SEOUL, March 2 (Yonhap) -- As President Moon Jae-in has unveiled a plan to send a special envoy to North Korea, attention is being paid to what purposes South Korea dispatched special emissaries in the past.
Since the 2000s, the South has sent special envoys to North Korea either to prepare for inter-Korean summits or to help resolve North Korea's nuclear issue.
Moon said Thursday during a phone conversation with U.S. President Donald Trump that he will send a special envoy to the North. The main topic of that conversation was the outcome of trips by South Korea by a North Korean special envoy and high-level delegations during the PyeongChang Olympic Games.
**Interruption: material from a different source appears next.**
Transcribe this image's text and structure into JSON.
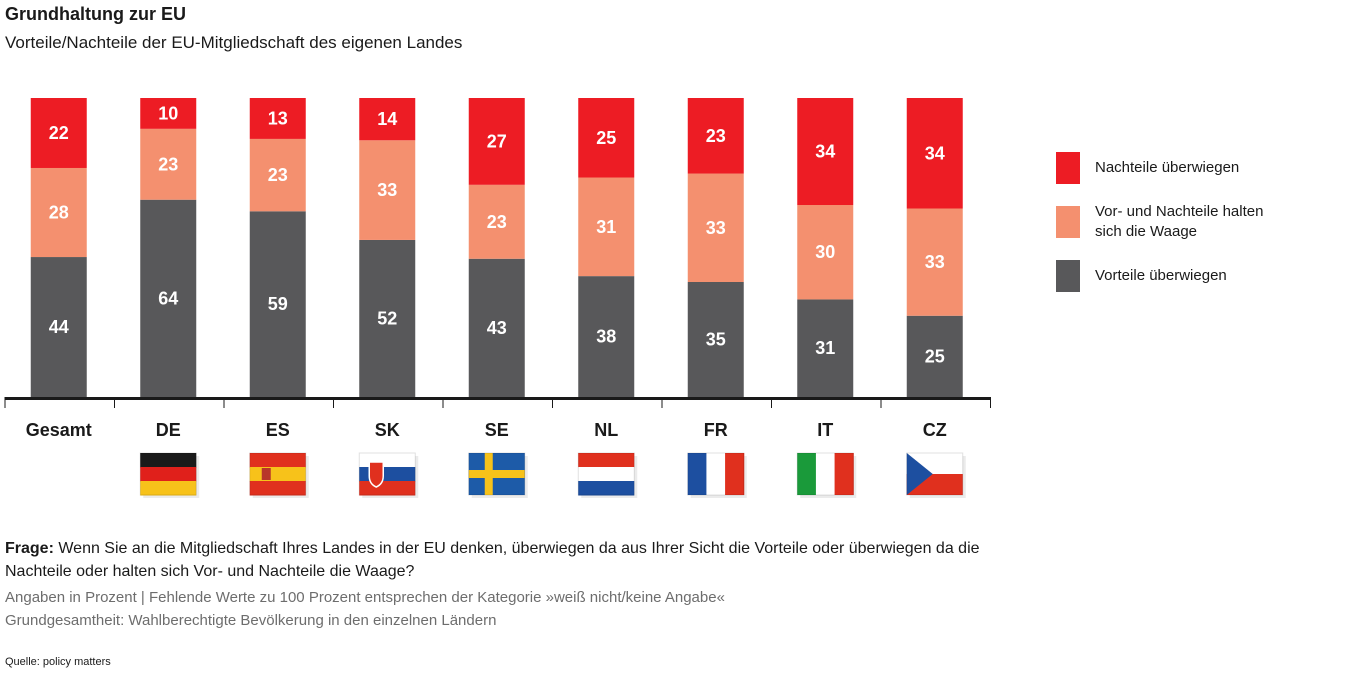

Kim Yo-jong, the younger sister of North Korean leader Kim Jong-un, delivered a letter from her brother to Moon on Feb. 10, which included an invitation of the South's leader to Pyongyang at an early date. She visited the South from Feb. 9-11 to attend the games' opening ceremony.
The North has expressed willingness for dialogue with the U.S., but Washington and Pyongyang still differ over the terms and conditions for talks, as the U.S. wants talks over North Korea's denuclearization.
Before 2000, when the two Koreas held their first summit, the case in point was a secret visit in 1972 to Pyongyang by Lee Hu-rak, then-chief of South Korea's spy agency, to meet with Kim Il-sung, the late founder of North Korea.
When liberal former President Kim Dae-jung took office in 1998, he was active in seeking engagement with Pyongyang and a summit with Kim Jong-il, the late father of North Korea's current leader Kim Jong-un.
In March 2000, Kim sent lawmaker Park Jie-won, then the cultural minister, as a special envoy for discussion over a meeting with the North Korean envoy Song Ho-gyong, the late vice-chairman of the North's Korea Asia-Pacific Peace Committee.
They secretly met in Shanghai to prepare for a summit. In April of that year, they met again and agreed to hold the first inter-Korean summit, in June.
To fine-tune preparation for the summit, the South dispatched Lim Dong-won, then the South's spy chief, in May 2000 as a special emissary to Pyongyang, where he met with Kim Jong-il and other ranking officials.
At that time, South Korea did not make public the sending of a special envoy. The government publicly announced such a move in April 2002 for the first time when Lim Dong-won, an advisor on unification and security, was sent to the North.
Lim was tasked with finding ways to improve inter-Korean ties, which were chilled by U.S. President George W. Bush's tough North Korea policy.
The two Koreas agreed at that time to hold reunions of families separated by the 1950-53 Korean War, but Lim's visit fell short of bringing rapprochement to the Korean Peninsula.
Bush's designation of North Korea as part of the axis of evil heightened tensions between the North and the U.S.
Their friction intensified due to the North's suspected development of highly-enriched uranium and its pullout from the Treaty on the Non-Proliferation of Nuclear Weapons (NPT) in January 2003.
President Kim sent Lim as a special envoy again, but he had to return home without meeting with Kim Jong-il.
Former liberal President Roh Moo-hyun, Kim Dae-jung's successor, sent special emissaries to the North to resolve the nuclear standoff.
A trip by Chung Dong-young, then the unification minister, in June 2005 helped the North return to the six-party denuclearization talks.
Under the Sept. 19 accord, North Korea agreed to dismantle its nuclear program in exchange for a security guarantee and energy.
Chung visited the North for a joint pro-unification event marking the fifth anniversary of the 2000 inter-Korean summit. But he was actually a special envoy seeking to resolve the North's nuclear issue.
Roh also sent Kim Man-bok, then the chief of the South's intelligence agency, in August 2007 to deliver a letter from him to Kim Jong-il ahead of the inter-Korean summit in October of that year.